AREMA (Arek Malang) sebutan warga asli kota Malang, pasti sudah tidak asing lagi dengan HR jeans. Home Industri celana jeans ini didirikan oleh Bapak Harno yang terinspirasi dari celana Jeans merk ternama dunia. Harno menjiplak celana jeans ternama itu guna untuk memenuhi fashion Arek Malang pada tahun itu yang bisa di bilang perekonomian nya pas-pasan.

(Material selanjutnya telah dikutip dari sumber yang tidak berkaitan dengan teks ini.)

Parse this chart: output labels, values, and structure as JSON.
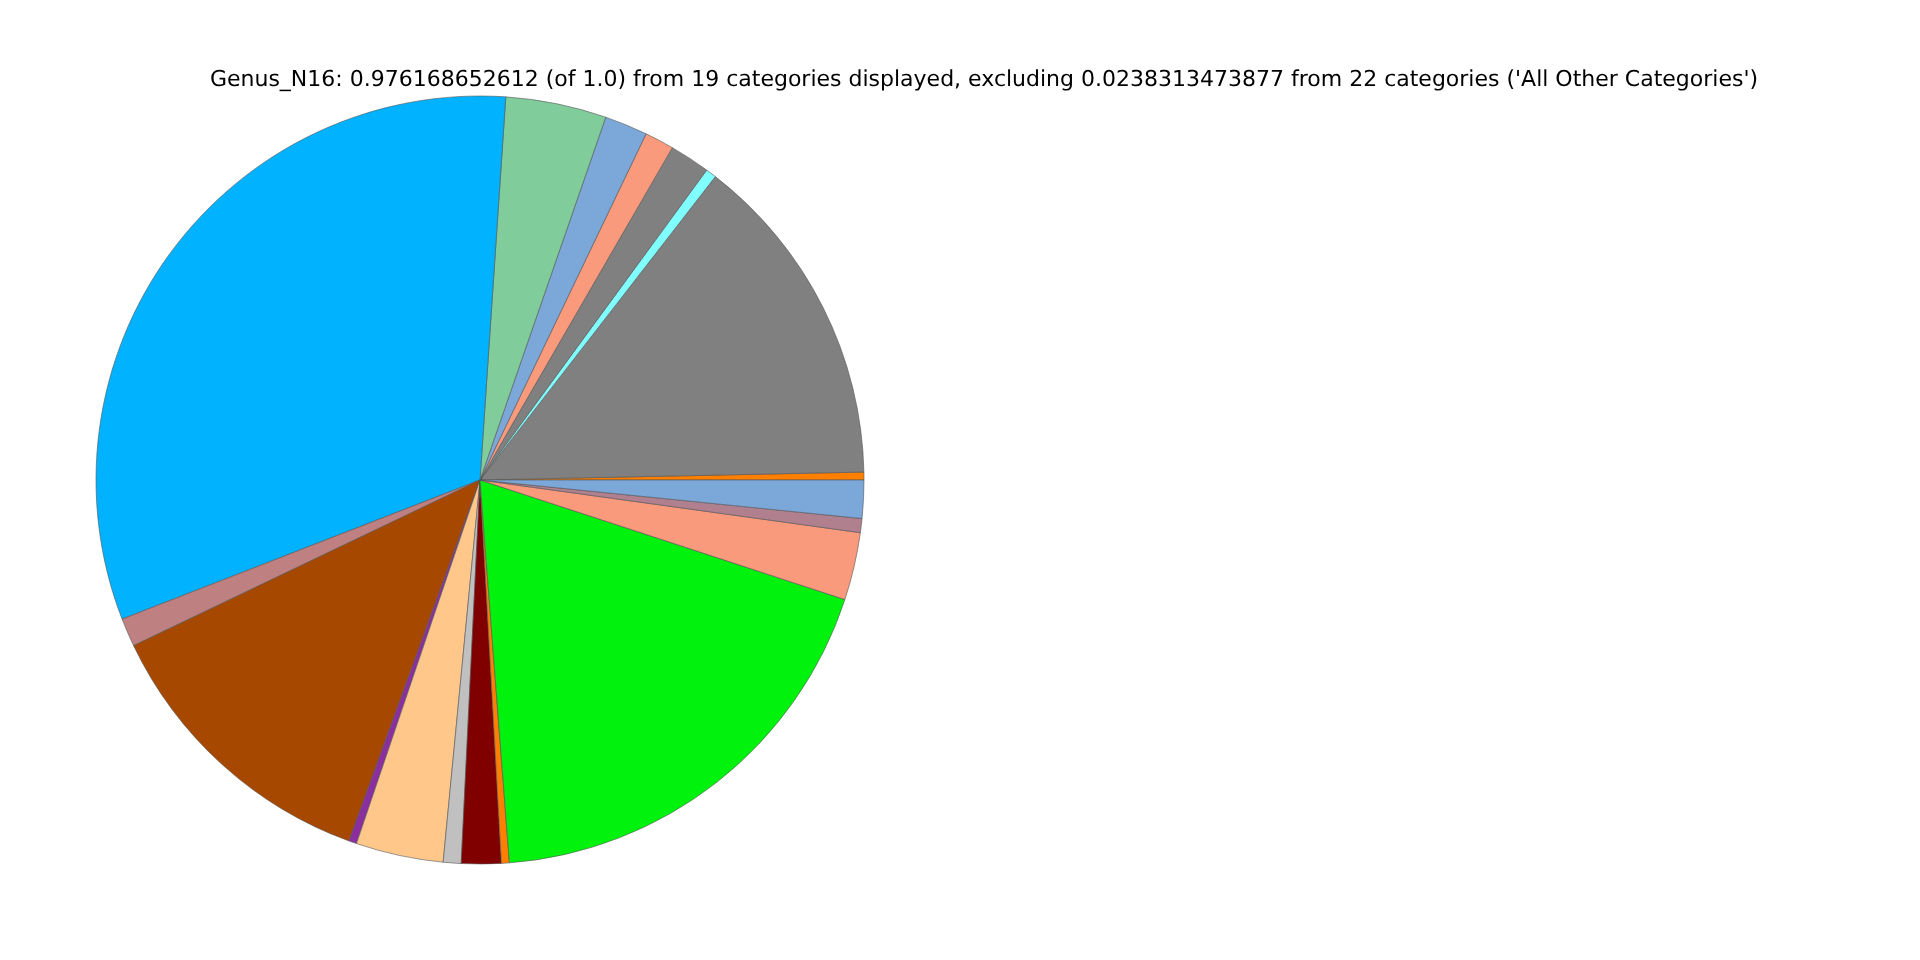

Bertempat di kediamannya sendiri,di jalan Cipto Mulyo Mergosono Kota Malang, Bapak Harno memulai usahanya ”iyo kiro-kiro mulai tahun 1975 sam usaha jeans HR iki,wong pas iku aku sektas lulus TK celono jeans iki wes produksi, di jeneng no HR soal e di jupuk teko jeneng singkatan sing duwe usaha Pak Harno,” ujar pak Siswoyo pegawai toko HR jeans. selasa
HR jeans memiliki ikon dari produk
nya yang sangat melekat pada warga asli kota Malang yaitu ‘KOBOI TANGGIM’. Pak
Harno memang sengaja memberi ikon ‘KOBOI
TANGGIM’ agar ketika warga Malang merantau keluar kota dan memakai celana
jeans miliknya bisa membawa nama dan ikon produk yang sangat terkenal di kota
Malang pada masanya itu.
“Umak Ngalam endi
sam, kok nggawe KOBOI TANGGIM ?”
“Onosogrem sam,”
“oalah cedek sam berarti karo ayas,”
“la umak endi sam ?”
“ ayas amalatok
lonceng sam “
Percakapan diatas merupakan contoh
percakapan Arema ketika bertemu di tanah rantau, kata
pak Siswoyo.
Eksistensi HR jeans bisa dibilang
masih bisa bertahan sampai sekarang, banyak
warga Malang yang masih memakai produk celana jeans asli Malang ini. Mungkin
anak muda generasi millennial banyak
yang kurang tahu tentang celana jeans asli Malang ini, tetapi HR Jeans tidak menyerah dengan
banyaknya pesaing-pesaing yang lain. Dengan memperhatikan proses, menjaga kualitas bahan dan hasil ditambah
dengan ikon ‘KOBOI TANGGIM’ HR Jeans masih bertahan sampai tahun ini.